Dari kesadaran pribadi-pribadi yang kuat inilah lalu lahir komitmen-komitmen hidup bersama yang penuh cinta dan berkeadilan. Kesejahteraan diukur dengan itu. Termasuk pada waktunya mengarungi kehidupan berumahtangga. Berkeluarga kecil dan besar. Beranak cucu. Berbangsa dan berbegara. Bahkan berbangsa-bangsa di muka bumi.

Ternyata di depan anak-anak yang polos, yang kadang terdengar pecah tawanya lepas, kita malah sedang berkedasaran dan berkesaksian tentang kenanusiasn yang beradab. Subhanallah.

Trimakasihnya, tentu akan meningkatkan kepedulian kita pada kehidupan anak-anak. Terlebih-lebih pada kehidupan anak-anak terlantar, disabilitas dan yatim-piatu. Sebab mereka adalah kita dan kita adalah mereka. Bahkan sebagai otokritik, tidak terlalu penting kita melabeli mereka dengan puja-puji "generasi milenial" kalau ternyata para dewasa justru membiarkan mereka terpleset-pleset dalam laju hidup yang tidak dilapangkan. Sampai pada suatu saat bisa terjadi 'perlawanan' (arus balik) atas situasi yang tidak adil dan memihak, yang sudah kepalang dikembangkan dengan iming-iming kepedulian. Sebab ternyata sesungguh-sungguhnya mereka tidak minta di bebaskan tanpa arah, dielus-elus kebohongan, tetapi sebenar-benarnya menuntut kemerdekaan yang lapang dan menentramkan.

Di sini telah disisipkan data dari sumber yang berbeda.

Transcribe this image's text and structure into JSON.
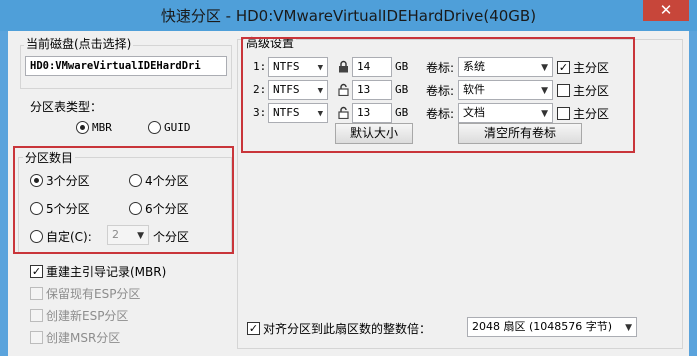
{
  "window": {
    "title": "快速分区 - HD0:VMwareVirtualIDEHardDrive(40GB)",
    "close_glyph": "✕"
  },
  "current_disk": {
    "label": "当前磁盘(点击选择)",
    "value": "HD0:VMwareVirtualIDEHardDri"
  },
  "partition_table": {
    "label": "分区表类型：",
    "options": [
      "MBR",
      "GUID"
    ],
    "selected": "MBR"
  },
  "partition_count": {
    "label": "分区数目",
    "options": [
      "3个分区",
      "4个分区",
      "5个分区",
      "6个分区"
    ],
    "custom_label": "自定(C):",
    "custom_value": "2",
    "custom_suffix": "个分区",
    "selected": "3个分区"
  },
  "checks": [
    {
      "label": "重建主引导记录(MBR)",
      "checked": true
    },
    {
      "label": "保留现有ESP分区",
      "checked": false
    },
    {
      "label": "创建新ESP分区",
      "checked": false
    },
    {
      "label": "创建MSR分区",
      "checked": false
    }
  ],
  "advanced": {
    "label": "高级设置",
    "rows": [
      {
        "index": "1:",
        "fs": "NTFS",
        "size": "14",
        "unit": "GB",
        "vol_label": "卷标:",
        "volume": "系统",
        "primary_label": "主分区",
        "primary": true
      },
      {
        "index": "2:",
        "fs": "NTFS",
        "size": "13",
        "unit": "GB",
        "vol_label": "卷标:",
        "volume": "软件",
        "primary_label": "主分区",
        "primary": false
      },
      {
        "index": "3:",
        "fs": "NTFS",
        "size": "13",
        "unit": "GB",
        "vol_label": "卷标:",
        "volume": "文档",
        "primary_label": "主分区",
        "primary": false
      }
    ],
    "default_size_button": "默认大小",
    "clear_labels_button": "清空所有卷标"
  },
  "align": {
    "label": "对齐分区到此扇区数的整数倍：",
    "checked": true,
    "value": "2048 扇区 (1048576 字节)"
  },
  "colors": {
    "title_bar": "#4f9fd9",
    "close_button": "#c7463a",
    "highlight_border": "#c9353a",
    "dialog_bg": "#f0f0f0"
  }
}
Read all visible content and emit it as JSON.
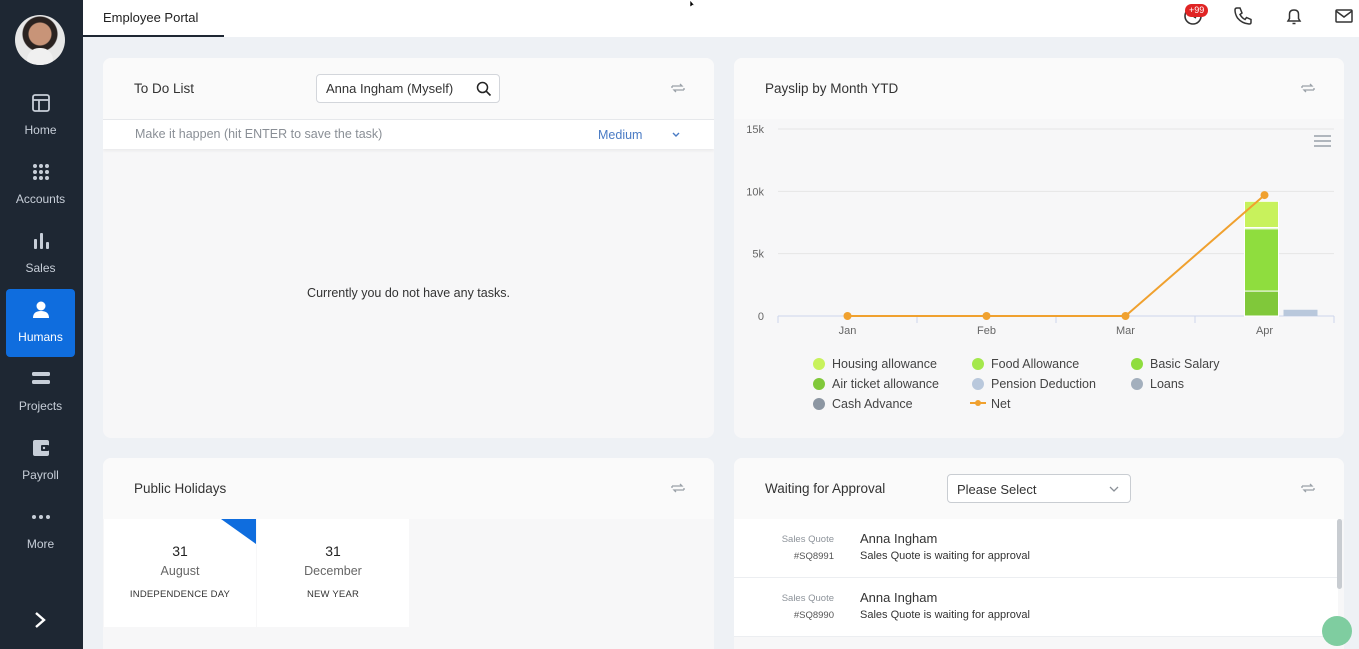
{
  "sidebar": {
    "items": [
      {
        "label": "Home",
        "icon": "home-layout-icon"
      },
      {
        "label": "Accounts",
        "icon": "grid-dots-icon"
      },
      {
        "label": "Sales",
        "icon": "bar-chart-icon"
      },
      {
        "label": "Humans",
        "icon": "person-icon",
        "active": true
      },
      {
        "label": "Projects",
        "icon": "stack-icon"
      },
      {
        "label": "Payroll",
        "icon": "wallet-icon"
      },
      {
        "label": "More",
        "icon": "more-dots-icon"
      }
    ]
  },
  "topbar": {
    "tab_label": "Employee Portal",
    "notification_badge": "+99"
  },
  "todo": {
    "title": "To Do List",
    "assignee": "Anna Ingham (Myself)",
    "task_placeholder": "Make it happen (hit ENTER to save the task)",
    "priority": "Medium",
    "empty_message": "Currently you do not have any tasks."
  },
  "payslip": {
    "title": "Payslip by Month YTD"
  },
  "chart_data": {
    "type": "bar",
    "categories": [
      "Jan",
      "Feb",
      "Mar",
      "Apr"
    ],
    "ylim": [
      0,
      15000
    ],
    "yticks": [
      "0",
      "5k",
      "10k",
      "15k"
    ],
    "stacked": true,
    "series": [
      {
        "name": "Housing allowance",
        "color": "#c8f25c",
        "values": [
          0,
          0,
          0,
          2100
        ]
      },
      {
        "name": "Food Allowance",
        "color": "#a4e84c",
        "values": [
          0,
          0,
          0,
          100
        ]
      },
      {
        "name": "Basic Salary",
        "color": "#8fdd3e",
        "values": [
          0,
          0,
          0,
          5000
        ]
      },
      {
        "name": "Air ticket allowance",
        "color": "#80c83a",
        "values": [
          0,
          0,
          0,
          2000
        ]
      },
      {
        "name": "Pension Deduction",
        "color": "#b9c8dc",
        "values": [
          0,
          0,
          0,
          500
        ]
      },
      {
        "name": "Loans",
        "color": "#a3afbd",
        "values": [
          0,
          0,
          0,
          0
        ]
      },
      {
        "name": "Cash Advance",
        "color": "#8c96a2",
        "values": [
          0,
          0,
          0,
          0
        ]
      },
      {
        "name": "Net",
        "type": "line",
        "color": "#f0a12f",
        "values": [
          0,
          0,
          0,
          9700
        ]
      }
    ],
    "legend_position": "bottom",
    "grid": true
  },
  "holidays": {
    "title": "Public Holidays",
    "items": [
      {
        "day": "31",
        "month": "August",
        "name": "INDEPENDENCE DAY"
      },
      {
        "day": "31",
        "month": "December",
        "name": "NEW YEAR"
      }
    ]
  },
  "approval": {
    "title": "Waiting for Approval",
    "select_value": "Please Select",
    "items": [
      {
        "type": "Sales Quote",
        "ref": "#SQ8991",
        "name": "Anna Ingham",
        "desc": "Sales Quote is waiting for approval"
      },
      {
        "type": "Sales Quote",
        "ref": "#SQ8990",
        "name": "Anna Ingham",
        "desc": "Sales Quote is waiting for approval"
      }
    ]
  }
}
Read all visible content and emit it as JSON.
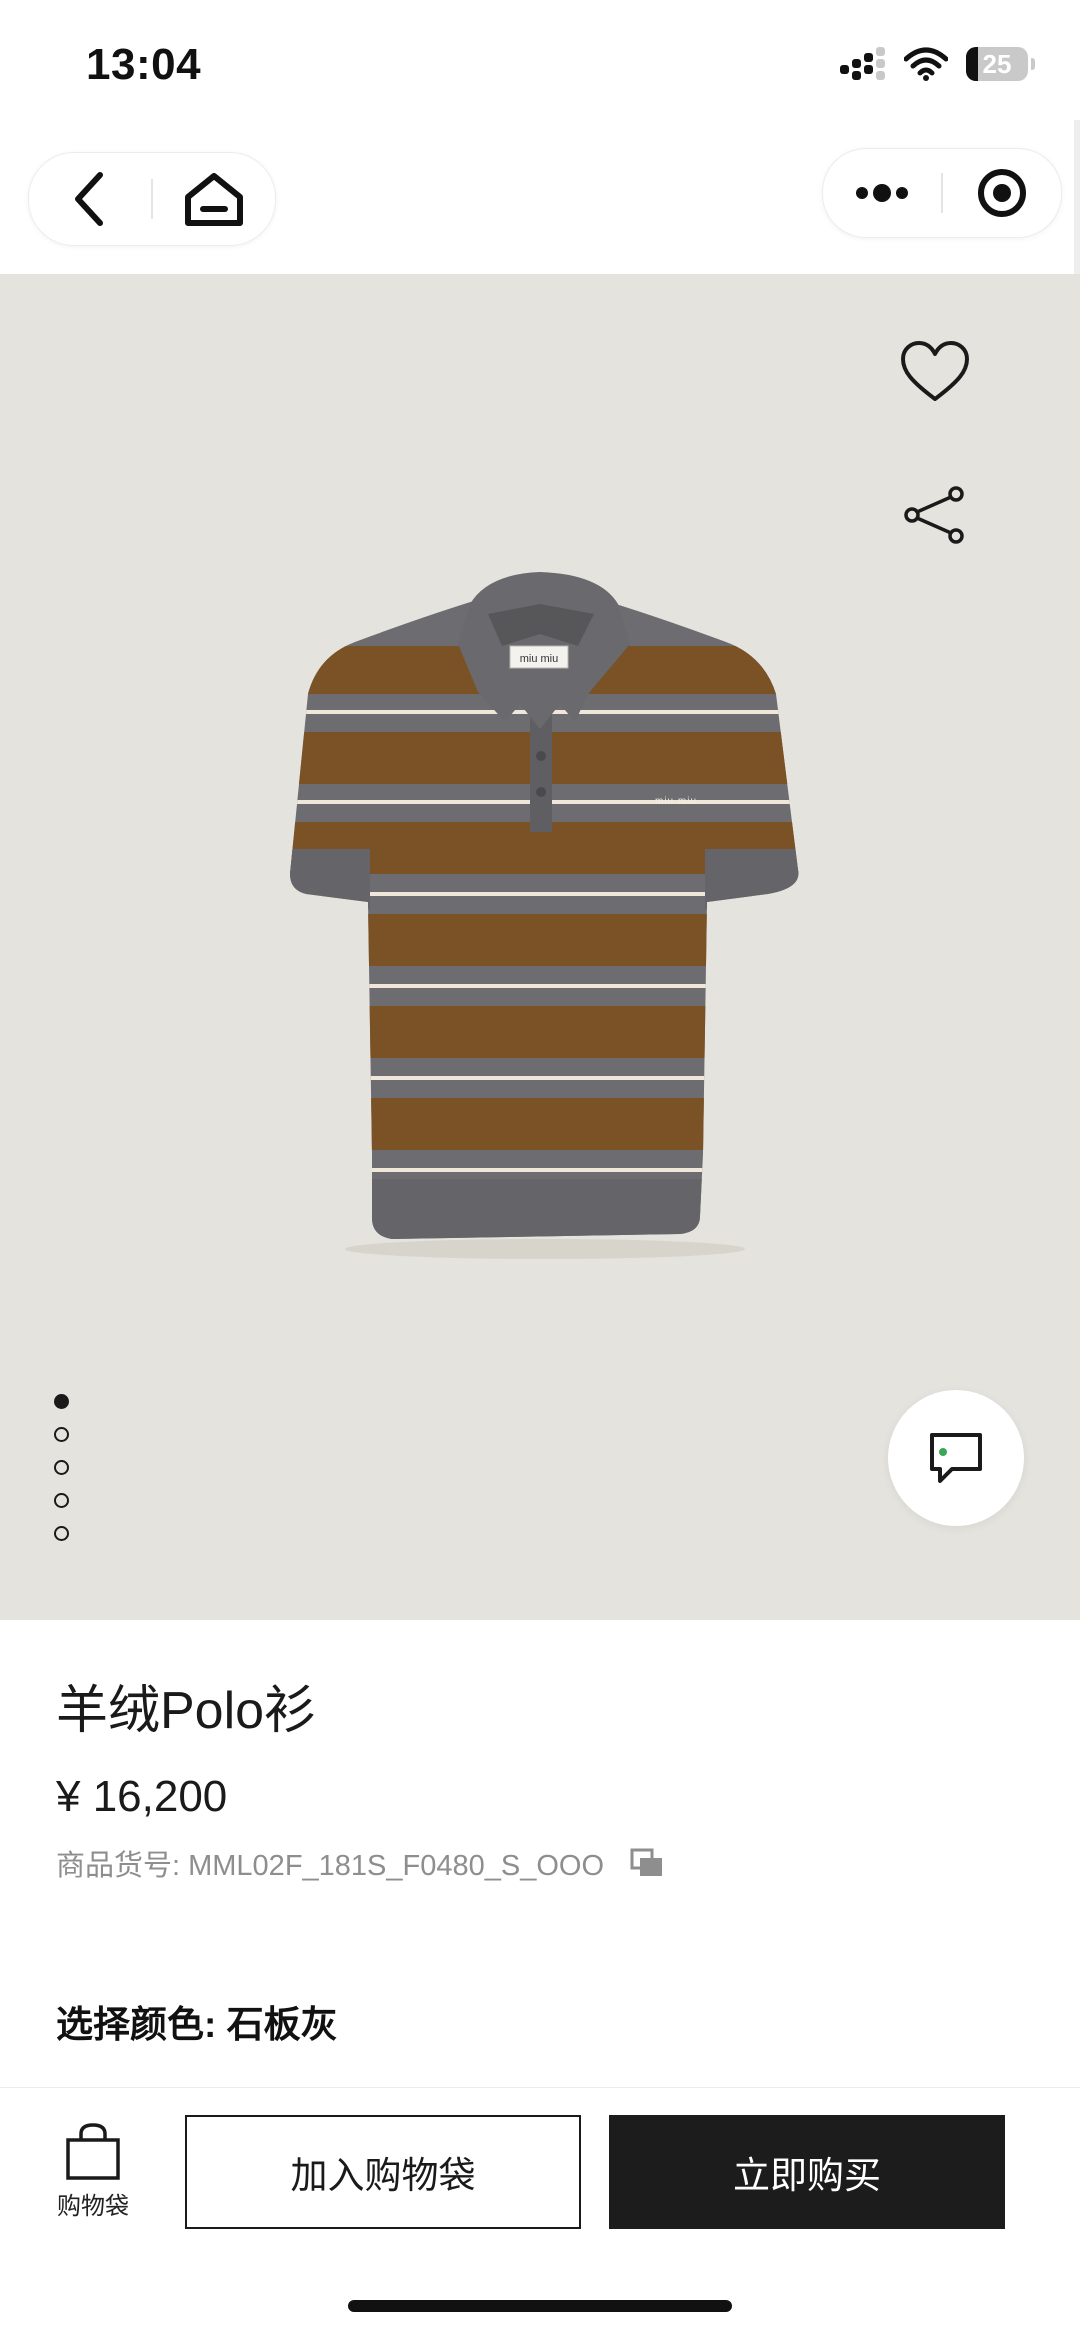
{
  "status_bar": {
    "time": "13:04",
    "battery": "25"
  },
  "nav": {
    "back_icon": "chevron-left-icon",
    "home_icon": "home-icon",
    "more_icon": "more-dots-icon",
    "close_icon": "target-icon"
  },
  "gallery": {
    "image_count": 5,
    "active_index": 0,
    "favorite_icon": "heart-icon",
    "share_icon": "share-icon",
    "chat_icon": "chat-icon",
    "label_text": "miu miu"
  },
  "product": {
    "title": "羊绒Polo衫",
    "price": "¥ 16,200",
    "sku": "商品货号: MML02F_181S_F0480_S_OOO",
    "copy_icon": "copy-icon",
    "color_label": "选择颜色: 石板灰"
  },
  "bottom_bar": {
    "bag_label": "购物袋",
    "add_to_bag": "加入购物袋",
    "buy_now": "立即购买"
  },
  "colors": {
    "hero_bg": "#e5e3dd",
    "dark_button": "#1c1c1c",
    "stripe_brown": "#7a5125",
    "knit_grey": "#6e6e72"
  }
}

Ngomong-ngomong soal yatim piatu. Kita teringat lirik lagu dan nasehat para orang tua yang menyebut, pada waktunya kita akan menjadi yatim piatu di perut bumi, dipukul dipalu di alam kubur karena dosa-dosa kita. Nasehat ini setidaknya menyadarkan kita pada dua hal. Pertama, sebagai persiapan untuk menghindari hukuman dosa kelak, kita memang sebaiknya memahami satu hal dari srkarang. Sebagai mahluk sosial, kita akan selalu hidup bersama dan saling ketergantungan. Tetapi, segala sikap prilaku kita yang beriringan dengan sebab akibatnya dalam kehidupan pribadi, akan selalu menempatkan kita pada posisi sebagai yatim piatu. Sebatang kara. Sebab dalam hal sikap-sikap dan prilaku kita, bahkan saudara dan orang tua pun tidak bisa berbuat apa-apa. Semua serba tergantung yang menjalaninya. Ya, dalam segala peribadahan di seluruh penjuru bumi manapun kita hanyalah yatim piatu yang hanya bisa berbapak kepada Allah Swt. Sebab dalam perjalanan di seluruh titik peta, selalu hanya Allahlah yang paling dekat. Ada juga yang menyebut, beribu kepada waktu. Ini berasal dari ajaran suci yang menyebut, demi waktu. Sebab Allah sajalah yang menguasai waktu.

Kedua, sebagai yatim-piatu di muka bumi, kita memang seperti manusia sebatang kara saja yang terus akan dipukul dan dipalu oleh balasan-balasan atas dosa-dosa kita sampai kelak dikuburkan. Meskipun kita hidup bersama dalam sebuah keluarga dan masyarakat. Kearifan masyarakat kita menyebut, siapa menabur siapa menuai. Semisal koruptor, pengedar narkoba dan pemerkosa yang dipenjara itu. Untuk itu sebagai manusia lemah yang berserah kepada Allah kita wajib hidup menjauhi dosa-dosa.

Dengan menjadi manusia dewasa yang menyadari keyatiman diri, maka kita akan menjadi penyelamat bagi anak-anak yang lahir dan tumbuh sebagai generasi baru. Sebab mereka sangat butuh orang-orang dewasa yang banyak tahu. Jangan sampai kelak mereka menjadi 'yatim piatu kehidupan' yang tersesat.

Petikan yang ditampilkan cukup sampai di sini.